Draft: Add unique index to lfs_objects_projects table
What does this MR do and why?
Previously the lfs_objects_projects
table had an index for
(project_id, lfs_object_iid), but this was not unique. As a result, some
activities that used an upsert, such as copying LFS designs from one
issue to another, may actually insert a duplicate entry.
On GitLab.com, we currently have 7,304 duplicate rows for a table that has over 130 million rows. To prevent further duplication we add a new unique index and remove the old one.
Relates to #347466
Database migration timings
- Type: Post deploy
- Duration: 745.8 s
- Database size change: -186.11 MiB
Query | Calls | Total Time | Max Time | Mean Time | Rows |
---|---|---|---|---|---|
WITH duplicates AS ( |
1 | 609485.1 ms | 609485.1 ms | 609485.1 ms | 7548 |
CREATE UNIQUE INDEX CONCURRENTLY "lfs_objects_projects_on_project_id_and_lfs_object_id_uniq_index" ON "lfs_objects_projects" ("project_id", "lfs_object_id") /*application:test,db_config_name:main*/ |
1 | 133998.6 ms | 133998.6 ms | 133998.6 ms | 0 |
DROP INDEX CONCURRENTLY "index_lfs_objects_projects_on_project_id_and_lfs_object_id" /*application:test,db_config_name:main*/ |
1 | 3.7 ms | 3.7 ms | 3.7 ms | 0 |
SELECT "feature_gates".* |
2 | 1.7 ms | 1.6 ms | 0.8 ms | 2 |
SELECT "postgres_async_indexes".* |
2 | 0.1 ms | 0.0 ms | 0.0 ms | 0 |
The slowest query that finds duplicates takes 90 seconds on GitLab.com:
gitlabhq_production=# explain analyze SELECT MIN(id), project_id, lfs_object_id, COUNT(*) FROM lfs_objects_projects GROUP BY (project_id, lfs_object_id) having COUNT(*) > 1;
QUERY PLAN
----------------------------------------------------------------------------------------------------------------------------------------------------------------------------------------------------------------
GroupAggregate (cost=0.57..4848953.96 rows=3139923 width=20) (actual time=328.716..87977.801 rows=7340 loops=1)
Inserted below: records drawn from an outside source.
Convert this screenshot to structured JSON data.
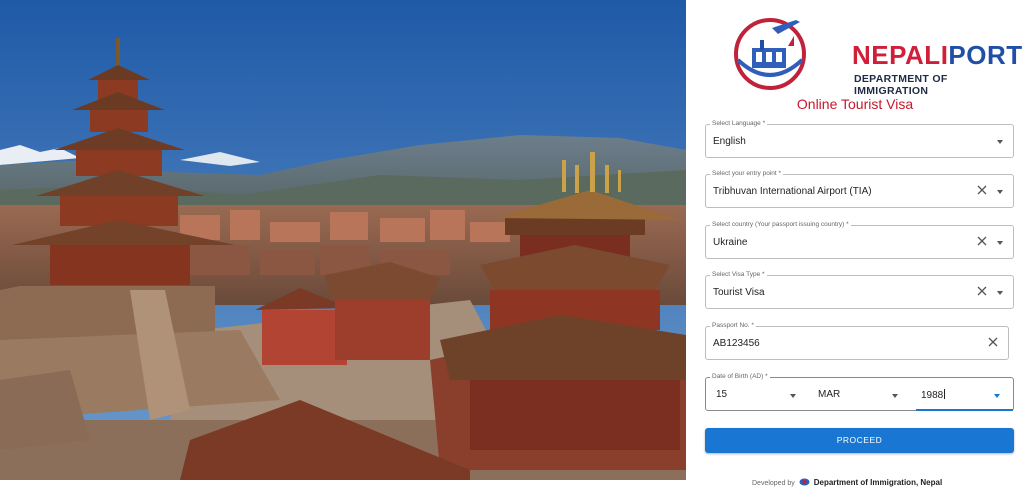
{
  "logo": {
    "name_part1": "NEPALI",
    "name_part2": "PORT",
    "subtitle": "DEPARTMENT OF IMMIGRATION"
  },
  "form": {
    "title": "Online Tourist Visa",
    "language": {
      "label": "Select Language *",
      "value": "English"
    },
    "entry_point": {
      "label": "Select your entry point *",
      "value": "Tribhuvan International Airport (TIA)"
    },
    "country": {
      "label": "Select country (Your passport issuing country) *",
      "value": "Ukraine"
    },
    "visa_type": {
      "label": "Select Visa Type *",
      "value": "Tourist Visa"
    },
    "passport": {
      "label": "Passport No. *",
      "value": "AB123456"
    },
    "dob": {
      "label": "Date of Birth (AD) *",
      "day": "15",
      "month": "MAR",
      "year": "1988"
    },
    "proceed_label": "PROCEED"
  },
  "footer": {
    "developed_by": "Developed by",
    "department": "Department of Immigration, Nepal"
  },
  "colors": {
    "brand_red": "#d11f3a",
    "brand_blue": "#1f4fa6",
    "title_red": "#c8182c",
    "primary": "#1976d2"
  },
  "icons": {
    "clear": "clear-x-icon",
    "dropdown": "chevron-down-icon",
    "emblem": "nepal-emblem-icon"
  }
}
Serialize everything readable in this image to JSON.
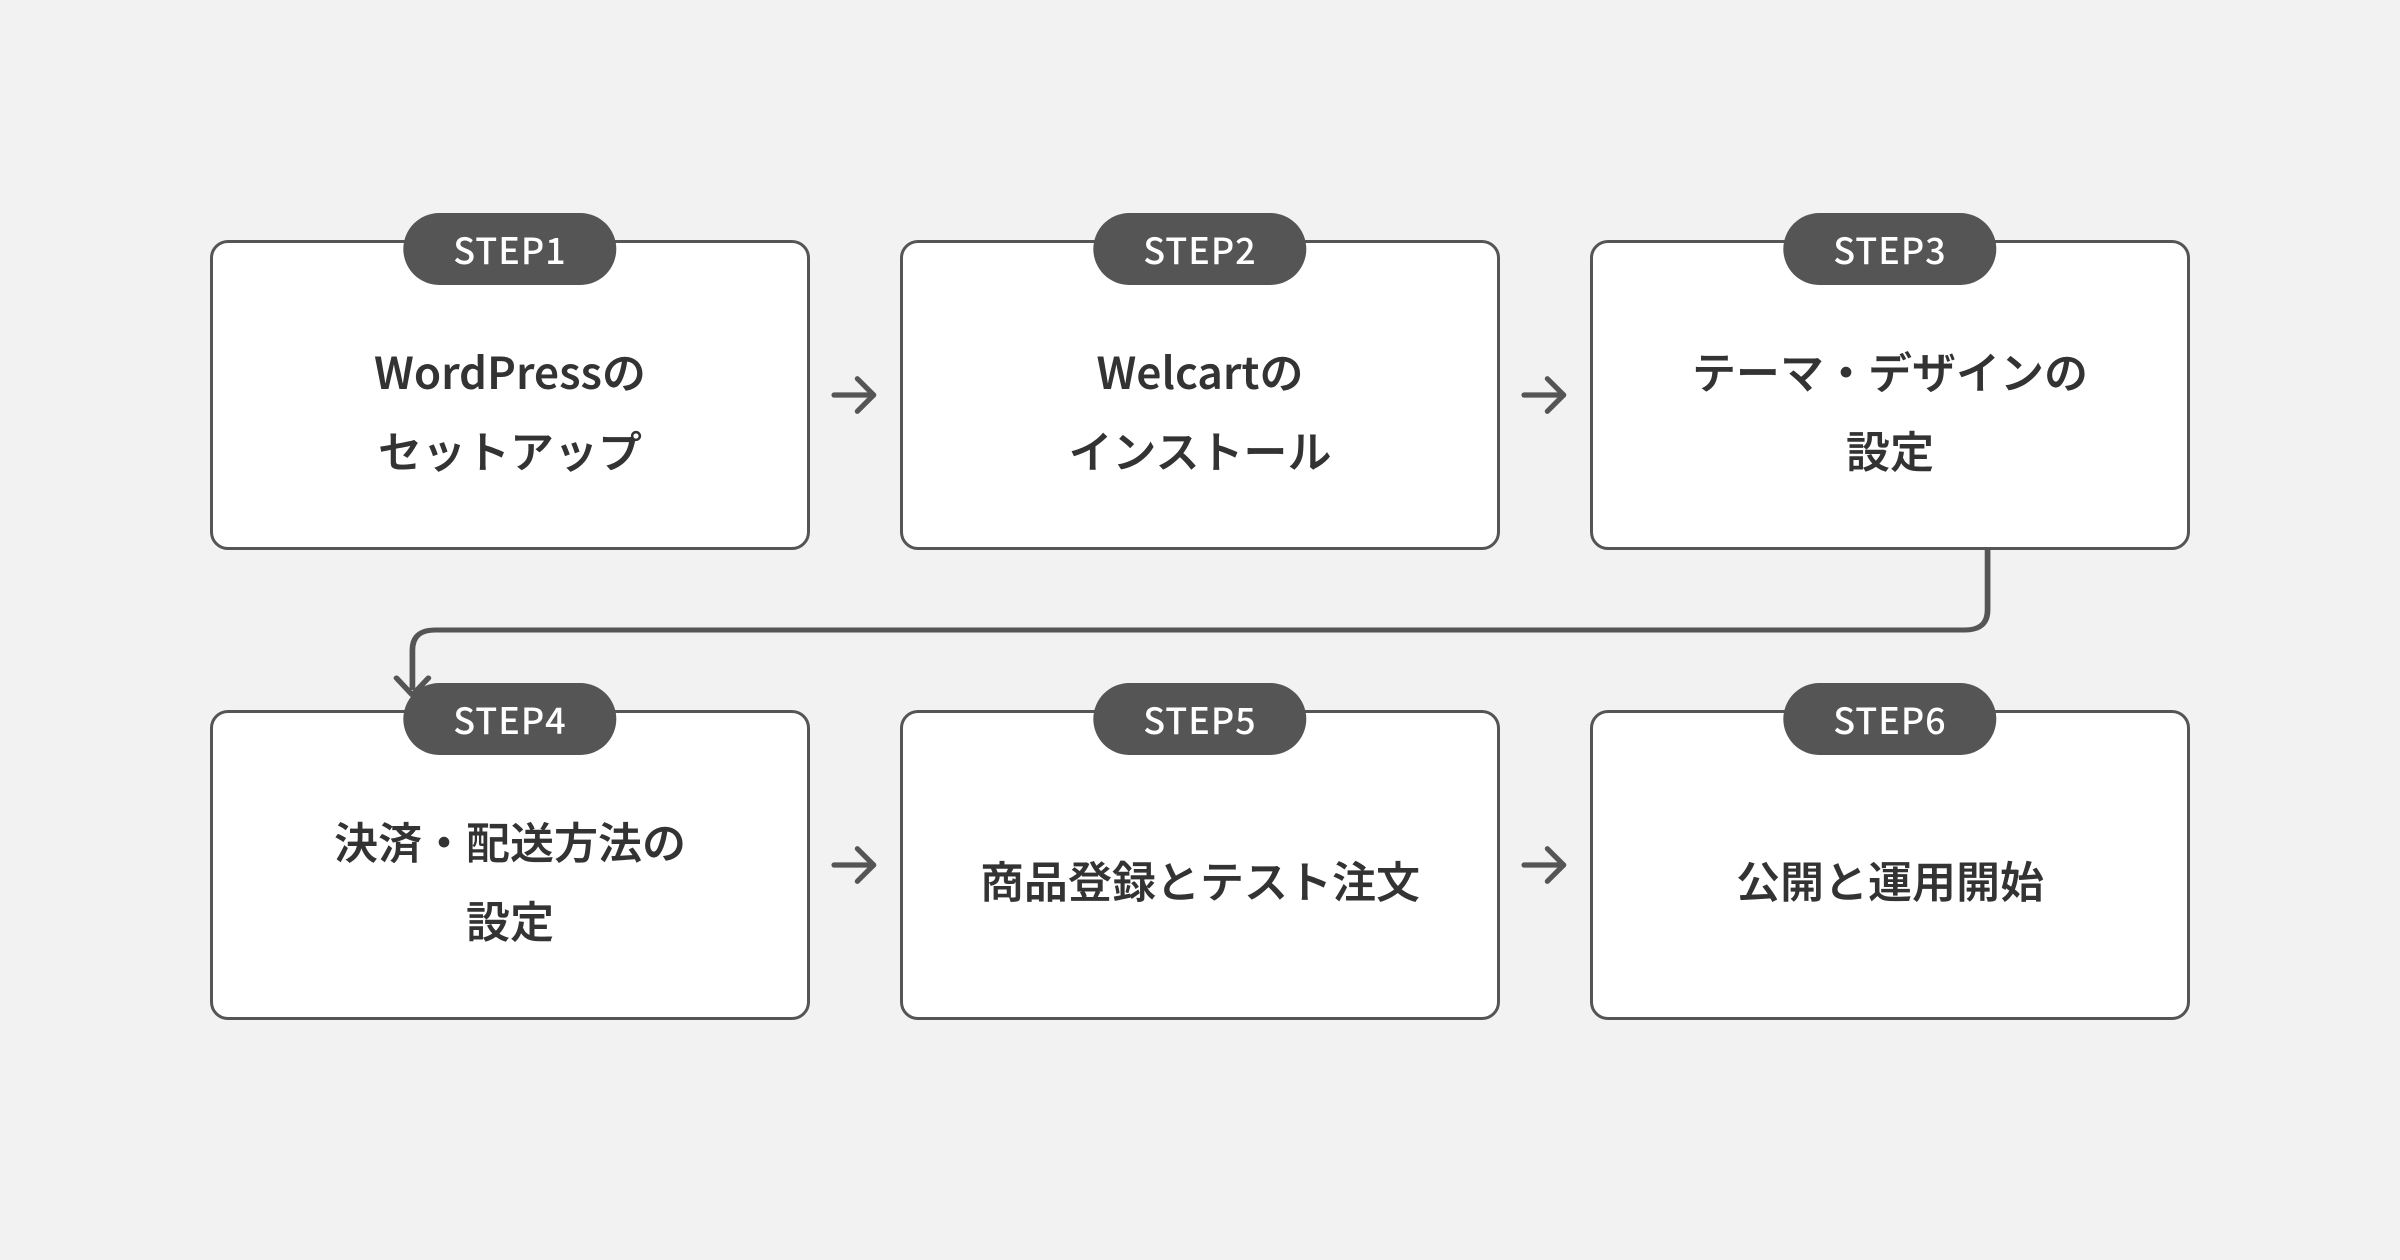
{
  "steps": [
    {
      "badge": "STEP1",
      "title": "WordPressの\nセットアップ"
    },
    {
      "badge": "STEP2",
      "title": "Welcartの\nインストール"
    },
    {
      "badge": "STEP3",
      "title": "テーマ・デザインの\n設定"
    },
    {
      "badge": "STEP4",
      "title": "決済・配送方法の\n設定"
    },
    {
      "badge": "STEP5",
      "title": "商品登録とテスト注文"
    },
    {
      "badge": "STEP6",
      "title": "公開と運用開始"
    }
  ],
  "colors": {
    "background": "#f2f2f2",
    "card_bg": "#ffffff",
    "border": "#555555",
    "badge_bg": "#555555",
    "badge_text": "#ffffff",
    "title_text": "#333333",
    "arrow": "#555555"
  }
}
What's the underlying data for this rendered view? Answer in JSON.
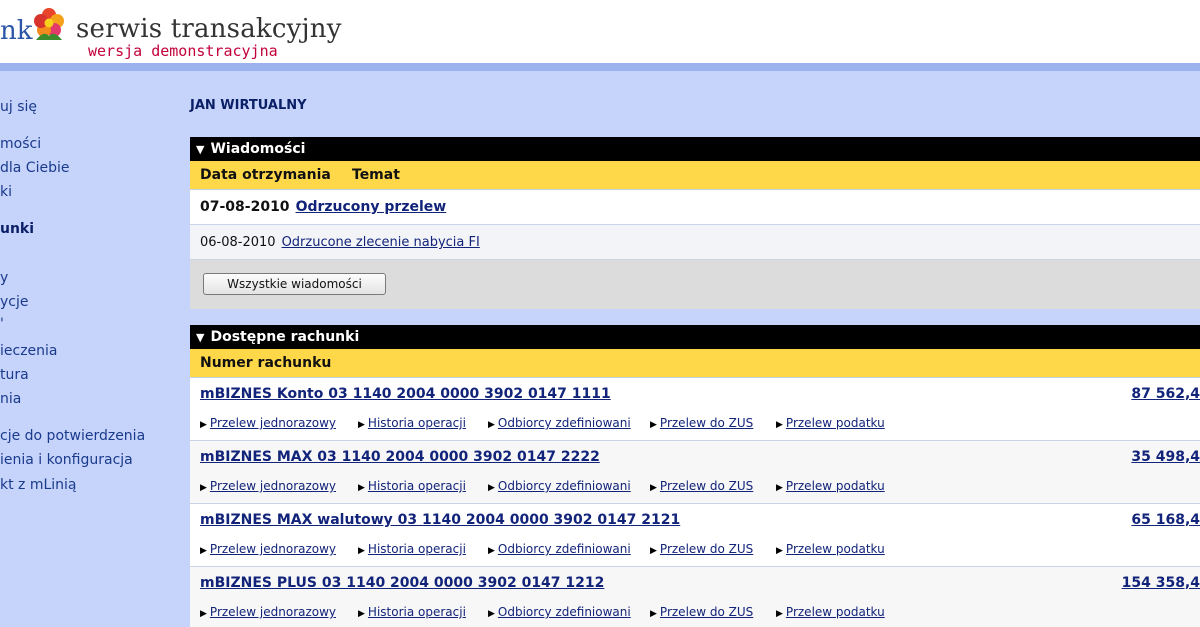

Group Key: project_id, lfs_object_id
Filter: (count(*) > 1)
Rows Removed by Filter: 94372871
-> Index Scan using index_lfs_objects_projects_on_project_id_and_lfs_object_id on lfs_objects_projects (cost=0.57..3553735.63 rows=94197696 width=12) (actual time=0.252..57959.160 rows=94387759 loops=1)
Planning Time: 0.453 ms
Execution Time: 87978.565 ms
(7 rows)
Recreating the indexes takes more time, though. See !76388 (comment 758368443) for full details.
How to set up and validate locally
- Create a project with LFS files.
- Fork the project.
- On the Rails console, create dupes:
source_project = Project.find_by_full_path('first/project')
target_project = Project.find_by_full_path('second/project')
Projects::LfsPointers::LfsLinkService
.new(target_project)
.execute(source_project.lfs_objects_oids)
- In
gdk psql
, run:
gitlabhq_production=# WITH dupes AS (SELECT lfs_object_id, project_id, count(*) AS count from lfs_objects_projects group by (lfs_object_id, project_id) having count(*) > 1) SELECT COUNT(*) from dupes;
count
-------
1
(1 row)
count
should be greater than 0.
- Switch to this branch, run the migration, and ensure
count
is 0.
MR acceptance checklist
This checklist encourages us to confirm any changes have been analyzed to reduce risks in quality, performance, reliability, security, and maintainability.
-
I have evaluated the MR acceptance checklist for this MR.